1.1 Nach der bundesgerichtlichen Rechtsprechung untersteht die Vermögensverwaltung den auftragsrechtlichen Regeln (BGE 124 III 155 E. 2b; 115 II 62 E. 1). Durch die Annahme eines Auftrages verpflichtet sich der Beauftragte, die ihm übertragenen Geschäfte oder Dienste vertragsgemäss zu besorgen (Art. 394 Abs. 1 OR). Er haftet dem Auftraggeber für getreue und sorgfältige Ausführung des ihm übertragenen Geschäfts (Art. 398 Abs. 2 OR). Der Beauftragte hat grundsätzlich nicht für den Erfolg seiner Tätigkeit einzustehen. Haftungsbegründend ist vielmehr eine unsorgfältige oder treuwidrige und den Auftraggeber schädigende Ausführung des Auftrages. Das Mass der Sorgfalt bestimmt sich nach objektiven Kriterien. Erforderlich ist die Sorgfalt, die ein gewissenhafter Beauftragter in der gleichen Lage bei der Besorgung der ihm übertragenen Geschäfte anzuwenden pflegt. Höhere Anforderungen sind an den Beauftragten zu stellen, der seine Tätigkeit berufsmässig, gegen Entgelt ausübt. Dabei ist nach der Art des Auftrages zu differenzieren und auch den besonderen Umständen des Einzelfalles Rechnung zu tragen. Bestehen für eine Berufsart oder ein bestimmtes Gewerbe allgemein befolgte Verhaltensregeln und Usanzen, können sie bei der Bestimmung des Sorgfaltsmasses herangezogen werden (zum Ganzen BGE 115 II 62 E. 3a mit Hinweisen; vgl. auch BGE 127 III 359 E. 1; Weber, Basler Kommentar, N. 27 zu Art. 398 OR).

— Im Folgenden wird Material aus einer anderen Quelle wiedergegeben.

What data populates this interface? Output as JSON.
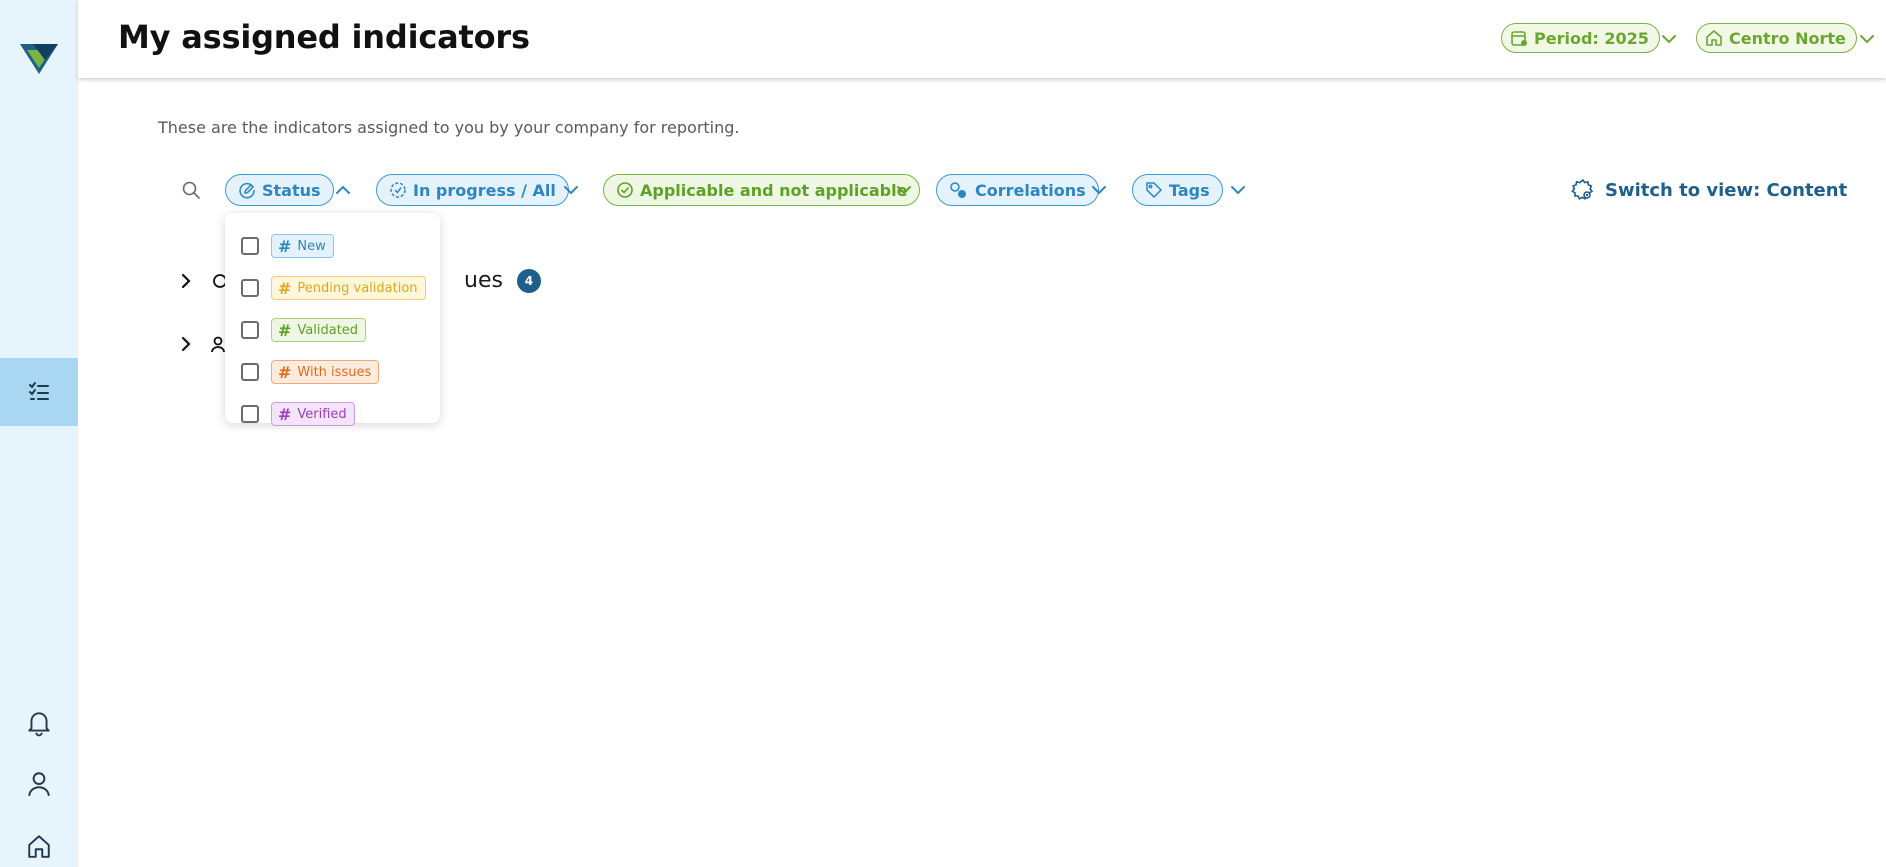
{
  "header": {
    "title": "My assigned indicators",
    "period_label": "Period: 2025",
    "location_label": "Centro Norte"
  },
  "content": {
    "subtitle": "These are the indicators assigned to you by your company for reporting.",
    "switch_view_label": "Switch to view: Content"
  },
  "filters": [
    {
      "label": "Status",
      "style": "blue",
      "icon": "pencil-circle-icon",
      "open": true
    },
    {
      "label": "In progress / All",
      "style": "blue",
      "icon": "dashed-circle-icon",
      "open": false
    },
    {
      "label": "Applicable and not applicable",
      "style": "green",
      "icon": "check-circle-icon",
      "open": false
    },
    {
      "label": "Correlations",
      "style": "blue",
      "icon": "correlation-icon",
      "open": false
    },
    {
      "label": "Tags",
      "style": "blue",
      "icon": "tag-icon",
      "open": false
    }
  ],
  "status_options": [
    {
      "label": "New",
      "color": "#2e86c1",
      "bg": "#e3f2fb",
      "border": "#8cc6ea"
    },
    {
      "label": "Pending validation",
      "color": "#e0a81c",
      "bg": "#fff6dc",
      "border": "#f2cf6e"
    },
    {
      "label": "Validated",
      "color": "#5fa026",
      "bg": "#eef7e3",
      "border": "#a8d27a"
    },
    {
      "label": "With issues",
      "color": "#dd6b20",
      "bg": "#fdebdd",
      "border": "#f0a878"
    },
    {
      "label": "Verified",
      "color": "#9b3fbf",
      "bg": "#f4e4fa",
      "border": "#cf9be3"
    }
  ],
  "groups": [
    {
      "label": "ues",
      "count": "4"
    },
    {
      "label": "",
      "count": ""
    }
  ],
  "colors": {
    "sidebar_bg": "#e8f4fb",
    "sidebar_active": "#a9d6f0",
    "brand_dark": "#1f5f8b",
    "accent_green": "#7cb342",
    "accent_blue": "#3d9ad1"
  }
}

1.2 Was den relevanten Zeitraum angeht, für den zu prüfen ist, ob die Beklagte sich eine Vertragsverletzung vorwerfen lassen muss, ist zu beachten, dass die Vorinstanz für die Schadensberechnung auf die Zeitspanne zwischen Ende Dezember 1999 und der Vertragsauflösung im August 2001 abgestellt hat. Die Festsetzung dieses zeitlichen Rahmens für die Entstehung des Schadens der Klägerin wird von keiner der Parteien beanstandet. Demnach ist allein entscheiderheblich, ob die Beklagte während dieses Zeitraumes ihre Sorgfaltspflicht verletzte, indem sie sich nicht an die für die entsprechende Periode vereinbarte Anlagestrategie hielt. Daran ändert nichts, wenn gewisse Anlagetitel schon früher erworben worden sind. Folglich ist die für den entsprechenden Zeitraum vereinbarte Anlagestrategie und die dieser entsprechende Zusammensetzung des klägerischen Depots festzustellen. Soweit die Beklagte sich gegen die vorinstanzlichen Erwägungen über die für die Zeit vor Ende Dezember 1999 vereinbarte Anlagestrategie und über die dieser Strategie entsprechende Ausgestaltung des klägerischen Portfolios wendet, stossen ihre Ausführungen daher ins Leere.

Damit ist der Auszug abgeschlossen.